来春卒業予定の大学生の就職内定率が過去最低だそうです。
10月1日時点で57.6%。
4割以上の学生が内定をもらえない、異常な事態です。
ましてブランド力のある有名大学以外はかなり厳しいでしょう。
最近私の業界に入ってくる新人も、昔だったらあり得ない有名大学のオンパレード。
もうちょっと良い就職先あったんじゃない?と聞きたくなるのをぐっとこらえます。
私自身、有名大学卒ではないので、よく分かります。
都市銀行に就職活動に行ったら大学名を聞いただけで門前払いを食らった、という同級生もいました。
そのせいか、学校教員や公務員、研究者を目指す学生が多かったように思います。
学生の頃、あるゼミで、前の週欠席した四年生が「就職活動で」と言い訳したら、教授が「卒業してから就職活動しろ」と言ったことを思い出します。
20年前はまだ学問が学生の本分、という雰囲気が大学に残っていました。
今大学教員がそんなことを言ったら大変です。
大事な学生様を無事社会に送り出すことが大学の本務になってしまいましたから。
私が就職した当時はバブルの終わり頃で、会社を選ばなければ、内定をもらえないなんてことはまずありませんでした。

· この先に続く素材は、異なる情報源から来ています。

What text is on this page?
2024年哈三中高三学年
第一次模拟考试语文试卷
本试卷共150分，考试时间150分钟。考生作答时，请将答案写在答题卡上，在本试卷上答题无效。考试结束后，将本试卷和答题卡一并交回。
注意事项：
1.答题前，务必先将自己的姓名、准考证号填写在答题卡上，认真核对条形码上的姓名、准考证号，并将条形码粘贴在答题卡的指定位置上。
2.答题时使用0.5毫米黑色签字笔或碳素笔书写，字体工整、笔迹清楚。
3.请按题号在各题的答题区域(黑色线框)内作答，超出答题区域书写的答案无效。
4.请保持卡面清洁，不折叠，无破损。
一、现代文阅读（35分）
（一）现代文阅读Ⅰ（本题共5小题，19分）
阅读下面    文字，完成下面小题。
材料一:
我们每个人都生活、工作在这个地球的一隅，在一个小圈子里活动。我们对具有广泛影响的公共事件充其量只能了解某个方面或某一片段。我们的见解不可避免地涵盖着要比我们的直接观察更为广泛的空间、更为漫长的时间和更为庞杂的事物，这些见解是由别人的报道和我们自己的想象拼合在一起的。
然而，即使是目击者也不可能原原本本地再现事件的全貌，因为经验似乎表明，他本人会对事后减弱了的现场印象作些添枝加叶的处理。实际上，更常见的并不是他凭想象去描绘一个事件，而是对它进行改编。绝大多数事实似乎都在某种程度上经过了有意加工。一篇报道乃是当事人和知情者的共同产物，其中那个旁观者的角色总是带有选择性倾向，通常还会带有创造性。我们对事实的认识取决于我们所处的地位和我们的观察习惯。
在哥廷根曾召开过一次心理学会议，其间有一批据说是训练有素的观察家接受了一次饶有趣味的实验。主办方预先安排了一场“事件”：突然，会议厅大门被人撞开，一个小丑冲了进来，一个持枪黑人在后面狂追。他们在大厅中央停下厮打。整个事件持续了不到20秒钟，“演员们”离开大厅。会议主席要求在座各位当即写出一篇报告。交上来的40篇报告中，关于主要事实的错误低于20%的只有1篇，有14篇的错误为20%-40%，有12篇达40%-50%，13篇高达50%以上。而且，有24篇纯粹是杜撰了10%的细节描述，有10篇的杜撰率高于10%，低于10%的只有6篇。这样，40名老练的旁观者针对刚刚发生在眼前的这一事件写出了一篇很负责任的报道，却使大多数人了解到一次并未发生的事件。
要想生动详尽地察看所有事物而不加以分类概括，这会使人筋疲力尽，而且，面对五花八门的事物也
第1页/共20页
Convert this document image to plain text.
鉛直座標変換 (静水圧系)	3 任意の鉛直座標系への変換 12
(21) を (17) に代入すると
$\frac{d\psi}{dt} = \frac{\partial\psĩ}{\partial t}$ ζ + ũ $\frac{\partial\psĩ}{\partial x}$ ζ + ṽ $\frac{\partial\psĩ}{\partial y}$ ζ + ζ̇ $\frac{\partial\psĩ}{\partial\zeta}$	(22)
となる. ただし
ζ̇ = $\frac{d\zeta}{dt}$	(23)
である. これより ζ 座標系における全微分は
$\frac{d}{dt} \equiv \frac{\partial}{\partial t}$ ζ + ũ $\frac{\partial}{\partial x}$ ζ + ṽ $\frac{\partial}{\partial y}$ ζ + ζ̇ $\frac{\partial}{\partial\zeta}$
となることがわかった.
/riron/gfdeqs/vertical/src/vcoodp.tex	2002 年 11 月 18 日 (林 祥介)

むしろ企業が内定をだした学生を囲い込むために、解禁日に温泉旅行に連れ出して、他の会社と接触をとれないようにする、なんて当たり前でしたし、甚だしきにいたっては、嘘か誠か、吉原の高級店を借りきって男子学生を閉じ込めた、なんて噂も耳にしました。
昔の光、今いづこ。
フリーターやらニートやら非正規雇用やら、正規雇用でもボーナス激減とやら、景気の良い話はありませんね。

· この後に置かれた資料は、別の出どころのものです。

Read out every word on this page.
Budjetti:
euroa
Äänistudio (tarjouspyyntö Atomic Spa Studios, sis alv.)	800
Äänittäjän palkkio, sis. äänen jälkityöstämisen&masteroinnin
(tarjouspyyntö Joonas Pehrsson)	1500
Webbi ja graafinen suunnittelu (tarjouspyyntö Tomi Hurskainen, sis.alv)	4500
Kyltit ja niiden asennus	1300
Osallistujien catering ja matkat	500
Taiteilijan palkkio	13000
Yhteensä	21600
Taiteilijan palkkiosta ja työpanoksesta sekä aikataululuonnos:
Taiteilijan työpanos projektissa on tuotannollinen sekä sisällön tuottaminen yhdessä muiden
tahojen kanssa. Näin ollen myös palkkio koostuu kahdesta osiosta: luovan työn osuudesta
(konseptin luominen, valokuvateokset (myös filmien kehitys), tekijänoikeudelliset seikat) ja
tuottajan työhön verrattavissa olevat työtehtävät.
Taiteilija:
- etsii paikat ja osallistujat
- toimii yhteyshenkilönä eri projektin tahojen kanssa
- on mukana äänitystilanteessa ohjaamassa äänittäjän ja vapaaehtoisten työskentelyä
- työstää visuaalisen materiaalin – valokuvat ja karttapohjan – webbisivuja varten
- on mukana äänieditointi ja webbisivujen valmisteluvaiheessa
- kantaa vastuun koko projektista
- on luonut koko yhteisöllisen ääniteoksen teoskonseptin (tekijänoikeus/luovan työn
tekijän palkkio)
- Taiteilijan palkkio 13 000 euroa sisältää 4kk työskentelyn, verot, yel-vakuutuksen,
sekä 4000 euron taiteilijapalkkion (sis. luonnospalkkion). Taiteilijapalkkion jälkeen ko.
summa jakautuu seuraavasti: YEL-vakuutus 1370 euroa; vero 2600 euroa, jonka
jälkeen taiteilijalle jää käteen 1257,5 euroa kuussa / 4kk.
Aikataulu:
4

今就職活動に奮闘している学生さんには、建前の激励も本音の注告も空しいかぎりです。
時代が悪すぎます。
贅沢言わずにどんな会社でも受けろ、なんてとても言えません。
人それぞれ職業に夢や希望を持っているでしょうから。
就職浪人を避けるためにわざと留年するなんて泣くに泣けない話も耳にします。
どんな職業に就くにしろ、バラ色の世界が開けることはありませんし、嫌なことのほうがはるかに多いということと、人間は自己を肯定する欲求と能力を持っているということを頭の片隅に置いてはいかがでしょうか。